More than 1 million American women have treated excessive cancer

Scientists say more than 1 million women in the United States have undergone unnecessary cancer treatment over the past 30 years because X-ray films detect benign tumors.

This result caused new doubts about the effectiveness of this cancer screening tool, which was already controversial, although its purpose was to help detect tumors before they spread and difficult to treat.

To get this figure of more than 1 million, the researchers compared the number of early and late detected breast cancer cases among women aged 40 and older during the 1976s-to-be period. in 2008.

Their analyzes show that since the screening became a norm in the United States, the number of early breast cancer cases has doubled; In recent years, doctors have discovered tumors in 234 out of 100,000 people taken. However, during the same period, the proportion of women diagnosed with end-stage breast cancer decreased by only 8%, from 102 to 94 out of 100,000 cases.

Picture 1 of More than 1 million American women have treated excessive cancer

In the study in the New England Journal of Medicine, authors Gilbert Welch of Faculty of Medicine Dartmouth and Archie Bleyer of Oregon Medical and Science University said: 'We think breast cancer has been Excessive diagnosis, in particular, tumors detected by the tracer tool will never lead to incurable symptoms for 1.3 million American women in the past 30 years.

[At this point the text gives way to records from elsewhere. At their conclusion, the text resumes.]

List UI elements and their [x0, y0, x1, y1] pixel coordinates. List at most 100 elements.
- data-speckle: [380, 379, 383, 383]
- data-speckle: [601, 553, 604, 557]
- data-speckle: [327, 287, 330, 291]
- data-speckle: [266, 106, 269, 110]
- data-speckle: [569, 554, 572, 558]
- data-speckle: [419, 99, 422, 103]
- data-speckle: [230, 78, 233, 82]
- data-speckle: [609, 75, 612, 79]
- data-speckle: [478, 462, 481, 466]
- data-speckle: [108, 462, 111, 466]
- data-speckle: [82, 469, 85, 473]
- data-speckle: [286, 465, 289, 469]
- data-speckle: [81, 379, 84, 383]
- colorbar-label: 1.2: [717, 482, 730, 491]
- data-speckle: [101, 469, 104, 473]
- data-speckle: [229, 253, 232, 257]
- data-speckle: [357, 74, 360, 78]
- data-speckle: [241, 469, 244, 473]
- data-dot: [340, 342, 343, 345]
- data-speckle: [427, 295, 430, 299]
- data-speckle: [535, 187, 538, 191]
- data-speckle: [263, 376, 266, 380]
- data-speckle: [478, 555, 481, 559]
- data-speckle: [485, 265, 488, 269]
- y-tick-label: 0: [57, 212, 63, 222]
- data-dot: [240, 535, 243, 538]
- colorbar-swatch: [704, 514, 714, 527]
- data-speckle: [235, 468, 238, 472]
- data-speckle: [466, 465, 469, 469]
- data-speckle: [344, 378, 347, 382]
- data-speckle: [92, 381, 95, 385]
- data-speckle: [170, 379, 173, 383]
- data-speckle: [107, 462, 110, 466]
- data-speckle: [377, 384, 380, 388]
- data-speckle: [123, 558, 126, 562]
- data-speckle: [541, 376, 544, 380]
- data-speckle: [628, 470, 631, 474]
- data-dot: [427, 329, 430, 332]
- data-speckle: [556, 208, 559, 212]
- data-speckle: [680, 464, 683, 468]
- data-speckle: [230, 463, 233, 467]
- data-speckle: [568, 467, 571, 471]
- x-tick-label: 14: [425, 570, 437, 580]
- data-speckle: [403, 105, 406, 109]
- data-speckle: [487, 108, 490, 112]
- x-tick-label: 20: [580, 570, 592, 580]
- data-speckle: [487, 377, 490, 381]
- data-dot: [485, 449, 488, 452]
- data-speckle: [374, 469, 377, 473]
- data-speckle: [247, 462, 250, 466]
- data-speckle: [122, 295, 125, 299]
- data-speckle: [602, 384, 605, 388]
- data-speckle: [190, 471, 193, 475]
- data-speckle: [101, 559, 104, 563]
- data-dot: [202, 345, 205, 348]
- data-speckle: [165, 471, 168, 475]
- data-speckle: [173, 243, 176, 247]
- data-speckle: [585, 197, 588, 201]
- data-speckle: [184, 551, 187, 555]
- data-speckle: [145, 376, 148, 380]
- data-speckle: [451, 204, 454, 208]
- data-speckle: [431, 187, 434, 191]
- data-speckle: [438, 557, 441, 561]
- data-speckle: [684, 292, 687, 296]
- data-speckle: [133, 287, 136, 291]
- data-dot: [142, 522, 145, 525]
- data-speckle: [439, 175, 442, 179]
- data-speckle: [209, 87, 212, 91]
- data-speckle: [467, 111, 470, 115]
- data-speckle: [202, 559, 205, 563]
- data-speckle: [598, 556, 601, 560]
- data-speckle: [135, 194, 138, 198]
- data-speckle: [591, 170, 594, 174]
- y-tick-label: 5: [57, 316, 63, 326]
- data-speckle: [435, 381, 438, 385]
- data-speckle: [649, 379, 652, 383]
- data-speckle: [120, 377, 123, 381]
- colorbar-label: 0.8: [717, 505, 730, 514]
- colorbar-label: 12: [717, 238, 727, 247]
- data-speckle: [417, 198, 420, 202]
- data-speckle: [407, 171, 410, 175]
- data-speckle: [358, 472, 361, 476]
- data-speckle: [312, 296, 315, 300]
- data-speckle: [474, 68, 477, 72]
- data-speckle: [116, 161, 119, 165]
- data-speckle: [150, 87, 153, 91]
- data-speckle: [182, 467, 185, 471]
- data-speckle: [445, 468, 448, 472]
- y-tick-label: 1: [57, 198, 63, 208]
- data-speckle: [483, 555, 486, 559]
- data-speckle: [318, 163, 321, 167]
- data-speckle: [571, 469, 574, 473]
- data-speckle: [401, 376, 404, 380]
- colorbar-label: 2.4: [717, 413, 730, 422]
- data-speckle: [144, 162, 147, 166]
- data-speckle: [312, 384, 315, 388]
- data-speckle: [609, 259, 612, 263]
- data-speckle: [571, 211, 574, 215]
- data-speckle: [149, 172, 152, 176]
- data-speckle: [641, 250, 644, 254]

In 2008, breast cancer was over-diagnosed in more than 70,000 women, accounting for 31% of diagnosed breast cancers.

The authors emphasize that these women are more likely to undergo major medical interventions, including surgery, radiotherapy, hormone therapy and chemotherapy, which are the only solutions used when necessary.

They concluded that a significant reduction in the proportion of breast cancer deaths that could be best explained is a positive change in treatment rather than an early detection through the screening process.

The study is a voice that adds to the work published in recent years, which has been skeptical about whether X-rays are a tool to prevent cancer.

A study conducted in Norway showed that regular x-rays helped reduce the risk of breast cancer death by nearly 10%, but another study, comparing European countries, applied this method in years. 1990 and popular use in the 2000s, concluded that this tracing tool did not help reduce the number of deaths.

Earlier in 2009, a group of independent experts commissioned by the US government reviewed the recommendations about when and how much women should have X-rays. The group reported that most women should take this measure at age 50 instead of working at age 40. However, another article also published in the New England Journal of Medicine argues that despite diagnosis Overdoing this, women should start shooting at age 40.

Although progress has been made, breast cancer is still the most common cancer of women and is the reason why most women in the world die. Each year, 1.4 million cases of breast cancer are diagnosed worldwide.